The Collision of Work & Personal Calendars
Time to read: 3 mins
It's 5.37pm, half way through another 90 min work meeting and I'm about to do something I have never done before, leave.
It’s nursery pick up time and my turn to go. I don't quite know what to do as the call I'm on has older senior leaders with grown up kids from a generation above me. Those who preach ‘prioritise your career at all costs, after all you are doing it for your family’. Of course the anxiety in my head is much worse than the reality, my frustration wasn’t about leaving but my inability to draw clear boundaries for myself even after 12 months of parenthood.
Boundaries is a notion I suck at, constantly late for everything and playing catch up all day. It was never a blocker before, my partner excelling at her career meant that the difference between being home at 7pm or 9pm rarely mattered. But now there was a non-negotiable stop point, the nursery pick up and I joined the collection of guilty parents picking their child up at exactly 6pm, an empty room with just my son in the middle (to be fair he loves nursery). So boundaries and time management became key. I wasn't trying to be great at organisation, just not be shit at it and avoid being crap at work and at home (for more info on maintaining a great career during parenthood click here).

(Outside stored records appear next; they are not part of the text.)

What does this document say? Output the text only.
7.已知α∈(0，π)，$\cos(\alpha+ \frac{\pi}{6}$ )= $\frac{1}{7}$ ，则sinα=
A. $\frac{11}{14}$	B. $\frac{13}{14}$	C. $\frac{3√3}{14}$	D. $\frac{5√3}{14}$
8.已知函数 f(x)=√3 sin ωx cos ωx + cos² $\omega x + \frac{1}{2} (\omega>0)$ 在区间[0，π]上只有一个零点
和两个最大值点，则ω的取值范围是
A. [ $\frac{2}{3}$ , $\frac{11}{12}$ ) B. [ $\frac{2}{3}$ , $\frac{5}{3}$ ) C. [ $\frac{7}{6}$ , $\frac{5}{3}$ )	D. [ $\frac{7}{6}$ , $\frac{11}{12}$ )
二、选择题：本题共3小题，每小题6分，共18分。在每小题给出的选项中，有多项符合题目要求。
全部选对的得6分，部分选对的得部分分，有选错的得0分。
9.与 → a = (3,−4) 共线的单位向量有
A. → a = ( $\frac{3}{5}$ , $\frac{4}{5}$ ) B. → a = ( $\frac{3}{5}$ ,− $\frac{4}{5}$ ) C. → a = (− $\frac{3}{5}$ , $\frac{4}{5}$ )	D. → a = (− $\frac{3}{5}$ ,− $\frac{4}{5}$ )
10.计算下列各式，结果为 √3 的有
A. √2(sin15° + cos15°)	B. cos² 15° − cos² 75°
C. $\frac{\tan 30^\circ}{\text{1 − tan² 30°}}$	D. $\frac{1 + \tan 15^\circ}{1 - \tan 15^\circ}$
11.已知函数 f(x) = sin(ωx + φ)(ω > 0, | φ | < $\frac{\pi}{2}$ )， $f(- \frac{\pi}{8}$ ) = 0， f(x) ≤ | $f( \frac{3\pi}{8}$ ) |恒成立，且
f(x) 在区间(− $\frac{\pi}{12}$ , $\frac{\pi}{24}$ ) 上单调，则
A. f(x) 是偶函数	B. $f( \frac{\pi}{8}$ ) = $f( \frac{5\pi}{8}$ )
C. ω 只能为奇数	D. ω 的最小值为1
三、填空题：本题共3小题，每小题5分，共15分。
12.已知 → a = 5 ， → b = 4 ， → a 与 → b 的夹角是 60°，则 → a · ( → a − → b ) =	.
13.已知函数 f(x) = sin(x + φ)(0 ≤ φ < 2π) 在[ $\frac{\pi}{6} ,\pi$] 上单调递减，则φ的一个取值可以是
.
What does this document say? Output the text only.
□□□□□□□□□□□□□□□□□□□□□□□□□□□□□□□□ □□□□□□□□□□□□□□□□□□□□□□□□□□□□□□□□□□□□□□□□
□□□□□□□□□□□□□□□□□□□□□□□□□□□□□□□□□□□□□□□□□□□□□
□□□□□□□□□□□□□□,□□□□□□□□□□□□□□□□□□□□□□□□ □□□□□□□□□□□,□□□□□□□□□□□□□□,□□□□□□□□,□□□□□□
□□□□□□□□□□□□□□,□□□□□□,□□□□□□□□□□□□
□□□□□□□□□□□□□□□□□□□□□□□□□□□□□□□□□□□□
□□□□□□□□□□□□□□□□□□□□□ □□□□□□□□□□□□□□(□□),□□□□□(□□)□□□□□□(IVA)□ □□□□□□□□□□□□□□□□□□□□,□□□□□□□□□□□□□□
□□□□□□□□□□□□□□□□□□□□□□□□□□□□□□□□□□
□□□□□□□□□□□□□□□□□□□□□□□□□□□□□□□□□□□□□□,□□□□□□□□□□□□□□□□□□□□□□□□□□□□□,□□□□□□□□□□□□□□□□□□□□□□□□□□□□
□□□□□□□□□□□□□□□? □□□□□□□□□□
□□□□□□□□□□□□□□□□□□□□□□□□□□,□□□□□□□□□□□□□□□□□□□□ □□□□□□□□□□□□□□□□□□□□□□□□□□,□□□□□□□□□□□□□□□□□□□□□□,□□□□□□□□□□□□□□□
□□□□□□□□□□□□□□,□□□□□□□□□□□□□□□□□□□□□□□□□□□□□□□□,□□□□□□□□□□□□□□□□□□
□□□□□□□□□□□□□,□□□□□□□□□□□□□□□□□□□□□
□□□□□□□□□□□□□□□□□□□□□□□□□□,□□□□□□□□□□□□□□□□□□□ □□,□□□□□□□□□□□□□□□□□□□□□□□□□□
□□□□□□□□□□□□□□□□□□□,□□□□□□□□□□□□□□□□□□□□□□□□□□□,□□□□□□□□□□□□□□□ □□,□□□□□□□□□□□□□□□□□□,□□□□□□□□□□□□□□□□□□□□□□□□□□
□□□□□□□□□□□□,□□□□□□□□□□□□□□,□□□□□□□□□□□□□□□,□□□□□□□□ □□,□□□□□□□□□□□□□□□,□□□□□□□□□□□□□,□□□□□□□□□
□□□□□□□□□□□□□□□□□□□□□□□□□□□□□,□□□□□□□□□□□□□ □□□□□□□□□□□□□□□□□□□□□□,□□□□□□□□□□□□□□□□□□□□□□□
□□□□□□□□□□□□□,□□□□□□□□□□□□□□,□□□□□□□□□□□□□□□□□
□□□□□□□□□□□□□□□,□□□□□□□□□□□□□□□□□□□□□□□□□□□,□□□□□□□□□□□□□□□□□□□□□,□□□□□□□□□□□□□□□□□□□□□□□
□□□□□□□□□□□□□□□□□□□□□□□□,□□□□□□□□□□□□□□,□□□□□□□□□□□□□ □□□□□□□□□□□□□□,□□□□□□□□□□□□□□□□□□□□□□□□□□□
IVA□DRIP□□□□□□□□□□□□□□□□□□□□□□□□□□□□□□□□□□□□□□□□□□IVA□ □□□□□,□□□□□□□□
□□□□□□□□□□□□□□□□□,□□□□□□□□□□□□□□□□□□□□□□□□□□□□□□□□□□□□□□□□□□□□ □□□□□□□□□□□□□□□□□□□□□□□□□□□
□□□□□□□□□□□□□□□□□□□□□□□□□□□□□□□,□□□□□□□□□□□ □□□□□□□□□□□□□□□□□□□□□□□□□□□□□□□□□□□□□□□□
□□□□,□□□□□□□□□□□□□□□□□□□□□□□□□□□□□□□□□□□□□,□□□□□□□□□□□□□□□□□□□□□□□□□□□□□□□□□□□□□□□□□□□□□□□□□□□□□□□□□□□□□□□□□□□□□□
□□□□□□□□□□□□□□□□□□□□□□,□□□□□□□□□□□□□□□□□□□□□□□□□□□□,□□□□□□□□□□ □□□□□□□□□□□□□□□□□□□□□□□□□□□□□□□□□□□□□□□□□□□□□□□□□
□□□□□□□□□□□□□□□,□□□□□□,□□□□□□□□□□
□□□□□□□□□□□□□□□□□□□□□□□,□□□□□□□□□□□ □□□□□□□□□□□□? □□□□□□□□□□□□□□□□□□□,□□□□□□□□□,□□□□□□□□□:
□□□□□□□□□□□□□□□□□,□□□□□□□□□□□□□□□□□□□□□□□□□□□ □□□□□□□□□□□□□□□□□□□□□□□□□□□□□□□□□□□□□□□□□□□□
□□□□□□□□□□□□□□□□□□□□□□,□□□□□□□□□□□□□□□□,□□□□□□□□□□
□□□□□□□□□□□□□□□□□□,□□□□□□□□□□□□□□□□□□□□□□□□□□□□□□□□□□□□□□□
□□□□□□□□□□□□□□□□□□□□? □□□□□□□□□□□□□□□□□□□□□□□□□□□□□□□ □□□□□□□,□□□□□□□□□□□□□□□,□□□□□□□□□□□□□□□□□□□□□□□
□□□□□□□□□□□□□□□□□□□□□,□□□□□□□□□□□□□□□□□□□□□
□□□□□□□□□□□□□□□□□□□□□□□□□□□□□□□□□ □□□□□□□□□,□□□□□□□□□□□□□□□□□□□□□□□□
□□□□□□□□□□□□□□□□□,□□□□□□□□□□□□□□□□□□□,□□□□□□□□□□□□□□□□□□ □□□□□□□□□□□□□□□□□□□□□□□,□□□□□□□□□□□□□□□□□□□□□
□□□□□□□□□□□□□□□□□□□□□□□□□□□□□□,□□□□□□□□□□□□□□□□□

First step was quite simple, work out what to disconnect vs. connect. Behaving like work and life were inseparable just didn't work. Work is a huge part of my identity. I wanted to excel there and at home. But some bits were too connected, especially work emails which I would check after-hours consistently. So step 1, disconnect my phone. I have two now, like any good South London drug dealer. I have my burner phone for whatsapp/social media/personal and a work phone that gets left in the home office post work. Super useful for disconnecting. However my calendar doesn't work as simply. I needed to combine and plan my way through…So after getting a lot of great advice from work colleagues who were parents I started to do two things I had never done before.
First up, I would colour code personal commitments that were genuine priorities. These were activities that I would get up and leave a meeting for. You can't miss the nursery run, or the doctor's appointment or meeting my partner late because I stayed a bit longer than I needed to. This meant I could successfully navigate the day and understand when I needed to switch between work and parent mode. As I implemented this, I found communicating these things much easier to colleagues, with renewed emotional permission. ‘’Can you do a 6pm meeting tomorrow? Sorry I'm on nursery pick up, would 5pm work?’’ I found 99% of requests could be rescheduled. It of course took trial and error. I used to commit to working after our son's bedtime, but found it near impossible to re-enter work mode after being a parent for 2 hours so dropped that quickly (for more info on management of switching identities in a new family click here).
Secondly, and the biggest change, was planning my diary out far longer in advance, 12 weeks out. It meant I could actively chart the exact points of pressure where work priorities became significant and I needed more support from my partner. Partnership is never 50/50, it's about compensating for each other, especially in parenting so I would chart the exact dates where I needed to be present at work and therefore my parenting and myself took a back seat. In exchange, the dates I could offer more than 50% on, and take on the majority of parenting as it had minimal impact on work. 2 years into parenting this is working much better and creating this feeling of positive energy, I can balance all the priorities that drive me and succeed in all of them. Boundaries, burner phones, communication & prioritisation, things that enabled me to do something I didn't deem possible!
Zoe’s response
The hardest parts about having work and personal calendars separate from each other is that Greg travels a lot with work so if he’s away with work Monday through Wednesday and then has a social event with his pals on Thursday that’s 4 nights away from our son and 4 days and nights of solo parenting. Now that we’ve combined calendars and plan further out he would either decline the social event or go but then make sure he was around all weekend so that I can get time back to see my friends or catch up on any work I haven’t been able to due to childcare.
Greg also hates saying no so this has been quite a tough lesson to learn but I think we are finally getting there with a good balance of individual time and family time.
TAKEAWAYS:
Organising myself started with creating the right boundaries. Learn to prioritise and manage with less time.
Create the right systems, in my case I disconnected my phone but connected my work & personal diary.
Prioritise the future. Look 12 weeks out, isolate the pressure points and communicate and share the workload (it's never 50/50, just needs to be fair).
You can be great at work and home, you just need to evolve, it's worth it!